For as long as I can remember, traffic congestion has been a major issue in Northern Virginia, and cars and trucks are certainly our largest source of air pollution.
Climate change is already affecting communities across our state. Over the last decade, we’ve had several severe wind storms—a phenomenon I don’t recall from my childhood here. We’ve also seen multiple so-called 100-year rain storms. And the annual number of days when temperatures soar past 90 degrees is growing.
My daughter just started first grade. The absolute biggest joy of her life is meeting her friends after school outside at our neighborhood playground. They play make believe and build shelters for bugs. They jump rope and throw frisbees. Playing outdoors is so important for children—they learn how to be cooperative, compassionate humans on the playground.

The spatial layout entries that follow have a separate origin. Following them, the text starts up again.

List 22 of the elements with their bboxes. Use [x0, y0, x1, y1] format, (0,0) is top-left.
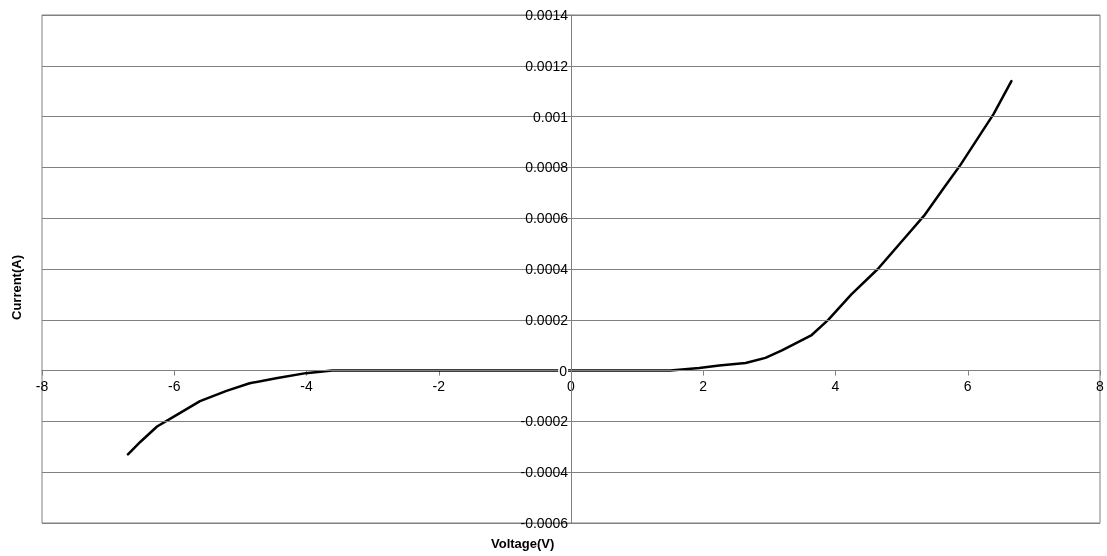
- y-tick-label: 0.001: [532, 108, 569, 125]
- x-tick-label: 4: [831, 377, 840, 394]
- x-tick-label: -8: [35, 377, 49, 394]
- x-axis-title: Voltage(V): [491, 536, 555, 551]
- y-tick-label: -0.0004: [520, 464, 569, 481]
- y-tick-label: 0.0014: [525, 7, 569, 23]
- y-axis-title: Current(A): [9, 255, 24, 320]
- x-tick-label: 2: [699, 377, 708, 394]
- x-tick-label: -4: [300, 377, 313, 394]
- x-tick-label: 6: [963, 377, 972, 394]
- y-tick-label: 0.0006: [525, 210, 569, 227]
- y-tick-label: 0: [559, 362, 568, 379]
- y-tick-label: -0.0006: [520, 515, 569, 531]
- x-tick-label: -2: [432, 377, 446, 394]
- y-tick-label: 0.0004: [525, 261, 569, 277]
- y-tick-label: 0.0002: [525, 311, 569, 328]
- y-tick-label: -0.0002: [520, 413, 569, 430]
- y-tick-label: 0.0008: [525, 159, 569, 176]
- x-tick-label: 8: [1096, 377, 1105, 394]
- x-tick-label: -6: [168, 377, 181, 394]
- y-tick-label: 0.0012: [525, 57, 569, 74]
- line-series: [126, 79, 1013, 456]
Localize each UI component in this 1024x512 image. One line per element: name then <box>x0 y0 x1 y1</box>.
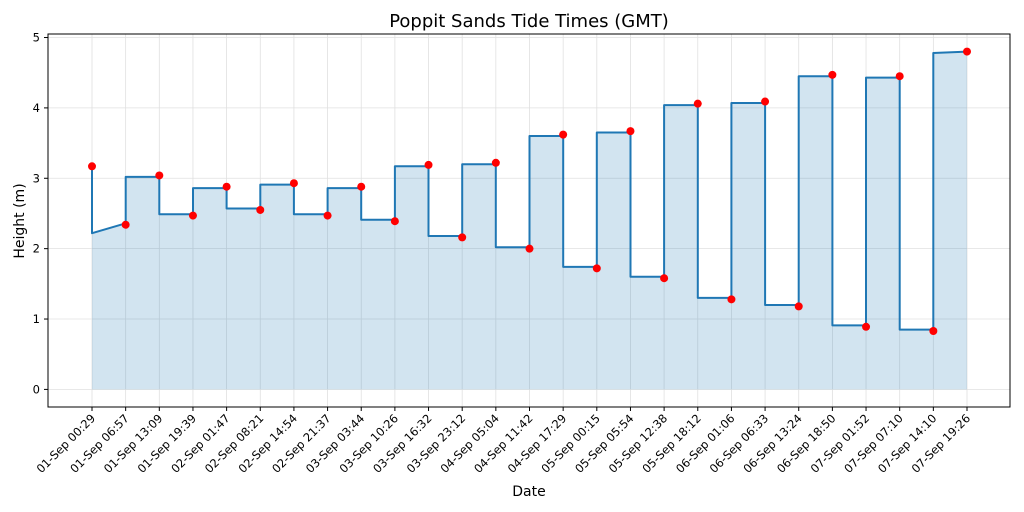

But when temperatures climb past 95 degrees, I have to ask my daughter to stay inside. She plays hard, overheats easily, and I do not want to risk a trip to the emergency room for heat-related illness.
It’s not just me and my kid and my neighbors. Families across the country are losing so much valuable play and school time to extreme storms, extreme heat, and wildfires—thanks to climate change. And this on top of the education crisis we’re facing because of COVID.
I am worried about the impacts of climate change on my daughter’s education, health, and future.